Die Reaktionen auf den Vorschlag hätten gezeigt, dass damit das falsche Signal ausgesendet werde, die Pandemie sei beendet oder man könne Corona künftig wie eine Grippe betrachten, sagte Lauterbach am Mittwoch.
Es gebe aber nach wie vor zu viele Todesfälle und auch Long Covid sei weiterhin ein großes Problem. Daher sei der Beschluss falsch. „Das war ein Fehler, für den ich auch persönlich verantwortlich bin“, betonte er. Einen Rücktritt schloss er aus. „Wenn man sieht, dass die Vorschläge nicht wirklich funktionieren, muss man sie zurücknehmen“, sagte er.
Was soll nun stattdessen gelten?
Infizierte müssen ab 1. Mai weiter auf Anordnung der Gesundheitsämter in die Isolation, und zwar für fünf Tage.

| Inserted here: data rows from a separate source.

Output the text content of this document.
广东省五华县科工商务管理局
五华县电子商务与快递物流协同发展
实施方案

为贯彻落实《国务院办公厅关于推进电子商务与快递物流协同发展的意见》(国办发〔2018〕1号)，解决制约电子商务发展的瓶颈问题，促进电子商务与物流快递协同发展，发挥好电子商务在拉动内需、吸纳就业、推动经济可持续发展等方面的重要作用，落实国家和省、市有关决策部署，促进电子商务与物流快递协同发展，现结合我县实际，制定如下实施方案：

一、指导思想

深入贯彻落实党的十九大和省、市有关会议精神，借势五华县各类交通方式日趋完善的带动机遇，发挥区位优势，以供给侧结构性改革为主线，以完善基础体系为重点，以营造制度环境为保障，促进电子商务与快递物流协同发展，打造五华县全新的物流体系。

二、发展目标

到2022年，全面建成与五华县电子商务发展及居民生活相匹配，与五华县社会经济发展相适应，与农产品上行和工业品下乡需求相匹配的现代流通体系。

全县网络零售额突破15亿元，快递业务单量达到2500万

Bei einer Verletzung drohen Bußgelder. Bei der Quarantäne für Kontaktpersonen bleibt es dagegen beim freiwilligen Verfahren. Es gilt eine „dringende Empfehlung“, die Kontakte selbstständig zu reduzieren.
Welche Reaktionen gibt es auf die Kehrtwende?
Unionsfraktionschef Friedrich Merz (CDU) beklagte, die Ampel regiere „kurzatmig“. Beschlüsse hätten nicht einmal 48 Stunden Geltung. Auch Bremens SPD-Bürgermeister Andreas Bovenschulte kritisierte den Rückzug. Schließlich habe es sich um eine gemeinsame Entscheidung der Gesundheitsminister gehandelt, die nun in einer Talkshow einfach abgeräumt worden sei. Er sprach von einer „kommunikativen Fehlleistung erster Güteklasse“.
FDP-Generalsekretär Bijan Djir-Sarai kritisierte die Rücknahme ebenfalls. „Wir befinden uns mittlerweile in einer neuen Phase der Pandemie und setzen daher zu Recht endlich wieder auf Eigenverantwortung“, sagte er dem RND.